Grocery

Grocery by Michael Ruhlman

One of my friends recently mentioned how supermarkets are great tourist destinations. It’s true. Supermarkets show you how locals live. What do they eat? What’s more expensive and what’s less expensive? How do people pay? Supermarkets are for everyone, so they offer what the average person needs and wants. This revelation, combined with the increasingly large role supermarkets play in my life now that I actually have to procure dinner everyday, prompted me to read about the grocery business. It brought back memories of my year consulting for various grocery chains. Some facts I had known already, some I had never really thought about. This book was about the people who run supermarkets, and it was interesting to look at the shelf from their point of view, versus the assortment tool we built that made data-driven decisions. They go out and befriend suppliers. We crunch sales data and optimize metrics through #machinelearning. In some ways, grocery looks like an industry stuck in the past, but if I walked into a supermarket from 10 years ago, I probably wouldn’t be able to get half of what I purchase nowadays.

1) Walmart has 26% of the US grocery market.

This is not a TIL, but it’s hard to comprehend. In major cities, it feels like Whole Foods is taking over the world. Walmart is almost 20x. I’d say that the only time I’ve bought groceries at Walmart – in Alaska, it was quite enjoyable.

2) A&P is considered the first American supermarket.

I’d never heard of A&P, the Walmart before Walmart. Few cool facts: advent of the private label to build trust; product shelving revolutionized by tin cans and cardbox; large size increasing purchasing power

3) When the Whole Foods store in Austin was flooded in 1981, customers used their own money to restore it.

Also heard on the How I Built This episode on Whole Foods. The author gives John Mackay a lot of credit for getting farmers to grow organic and says he has singlehandedly changed how America eats. If we’re talking about organic food, then I agree. Organic is almost the default now (biased I know).

4) Haagen Dazs started in Brooklyn and was named to sound Danish.

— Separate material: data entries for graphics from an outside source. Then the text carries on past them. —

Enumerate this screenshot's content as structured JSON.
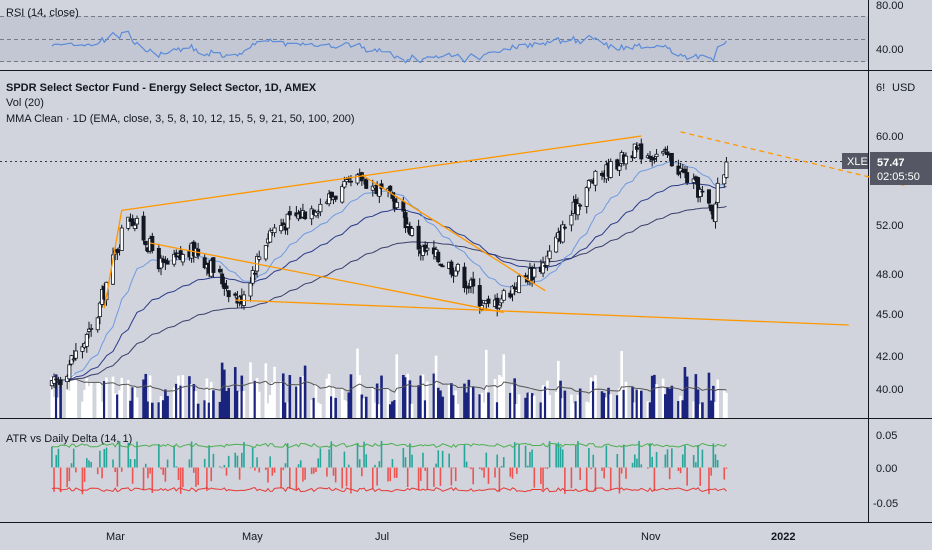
{
  "chart_data": {
    "type": "candlestick",
    "symbol": "XLE",
    "title": "SPDR Select Sector Fund - Energy Select Sector, 1D, AMEX",
    "currency_label": "USD",
    "currency_prefix": "6!",
    "last_price": "57.47",
    "countdown": "02:05:50",
    "indicators": {
      "rsi": {
        "title": "RSI (14, close)",
        "ticks": [
          "80.00",
          "40.00"
        ]
      },
      "vol": {
        "title": "Vol (20)"
      },
      "mma": {
        "title": "MMA Clean · 1D (EMA, close, 3, 5, 8, 10, 12, 15, 5, 9, 21, 50, 100, 200)"
      },
      "atr": {
        "title": "ATR vs Daily Delta (14, 1)",
        "ticks": [
          "0.05",
          "0.00",
          "-0.05"
        ]
      }
    },
    "x_axis_labels": [
      "Mar",
      "May",
      "Jul",
      "Sep",
      "Nov",
      "2022"
    ],
    "price_ticks": [
      "60.00",
      "52.00",
      "48.00",
      "45.00",
      "42.00",
      "40.00"
    ],
    "price_scale": "log",
    "price_range": [
      37.5,
      64
    ],
    "rsi_range": [
      25,
      95
    ],
    "atr_range": [
      -0.08,
      0.07
    ],
    "anchors": [
      [
        "2021-02-01",
        40.0
      ],
      [
        "2021-02-20",
        44.0
      ],
      [
        "2021-03-08",
        53.0
      ],
      [
        "2021-03-24",
        48.5
      ],
      [
        "2021-04-08",
        50.0
      ],
      [
        "2021-04-28",
        46.0
      ],
      [
        "2021-05-12",
        51.5
      ],
      [
        "2021-06-01",
        53.5
      ],
      [
        "2021-06-23",
        56.0
      ],
      [
        "2021-07-08",
        54.0
      ],
      [
        "2021-07-20",
        50.0
      ],
      [
        "2021-08-05",
        48.5
      ],
      [
        "2021-08-20",
        45.5
      ],
      [
        "2021-09-03",
        47.5
      ],
      [
        "2021-09-15",
        49.0
      ],
      [
        "2021-10-05",
        55.5
      ],
      [
        "2021-10-25",
        58.5
      ],
      [
        "2021-11-10",
        58.0
      ],
      [
        "2021-11-26",
        54.5
      ],
      [
        "2021-12-01",
        52.5
      ],
      [
        "2021-12-03",
        55.5
      ],
      [
        "2021-12-07",
        57.47
      ]
    ],
    "trendlines": [
      {
        "style": "solid",
        "points": [
          [
            "2021-03-05",
            53.2
          ],
          [
            "2021-10-29",
            59.9
          ]
        ]
      },
      {
        "style": "solid",
        "points": [
          [
            "2021-03-05",
            53.2
          ],
          [
            "2021-02-25",
            45.5
          ]
        ]
      },
      {
        "style": "solid",
        "points": [
          [
            "2021-03-18",
            50.5
          ],
          [
            "2021-08-27",
            45.2
          ]
        ]
      },
      {
        "style": "solid",
        "points": [
          [
            "2021-04-26",
            46.1
          ],
          [
            "2022-02-01",
            44.3
          ]
        ]
      },
      {
        "style": "solid",
        "points": [
          [
            "2021-06-23",
            56.3
          ],
          [
            "2021-09-15",
            46.8
          ]
        ]
      },
      {
        "style": "dashed",
        "points": [
          [
            "2021-11-16",
            60.3
          ],
          [
            "2022-02-28",
            55.3
          ]
        ]
      }
    ]
  }
}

Mattus was a Polish Jew, and he knew that people in Brooklyn discriminated against a lot of ethnicities, but not the Danes. On an unrelated note: I haven’t had Haagen Dazs coffee ice cream for probably two years, and it’s still the best mass-produced ice cream.

5) Other than COGS and labor, credit card fees are the largest expense for Heinen’s.

Never feel bad churning.

6) Refined grain is basically sugar.

Refined grain means the germ and bran are removed, leaving pure starch. So Frosted Flakes = sugar + sugar. If there’s one thing I’ll take away from this book, it’s to not eat processed food. That’s really hard at 11PM though.

7) Canola oil stands for “Canada” and “ola.”

I have a giant container of canola oil from Costco that I will never finish. I always thought canola was just another plant. It’s not easy to be a smart consumer when companies are either obfuscating facts or overcharging you for your health consciousness.

8) Private label products are made by other companies and marketed as the grocery store’s brand.

How had I assumed that grocery chains actually manufactured private label products themselves? It makes no sense.

9) Iceberg lettuce are called such because they were covered with crushed ice while being transported to the Midwest on trains in the 1920s.

I can’t tell my lettuces apart, probably because I hate them all.

10) Supermarkets have produce available all year long by sourcing from different places throughout the year.

Or, they can source from suppliers who themselves work with farms all over the world. Apparently Driscoll sources from east coast, west coast, Mexico, and even Argentina and Chile. I’m guessing they source locally in the summer. The raspberries at work have been amazing.

After years of dining plan meals and team dinners and mediocre room service, supermarkets are making a comeback in my life. Even with eating out often and ordering Blue Apron, I still get a lot of value out of supermarkets. That’s partly because they’ve evolved. The best example is the take out sushi at Whole Foods, which is actually high quality and very convenient. Or, as this book pointed out, the frozen section at Trader Joe’s. At a normal supermarket, I don’t even bother with the frozen section, but at Trader Joe’s, I only go to the frozen section. Next up: Amazon Go.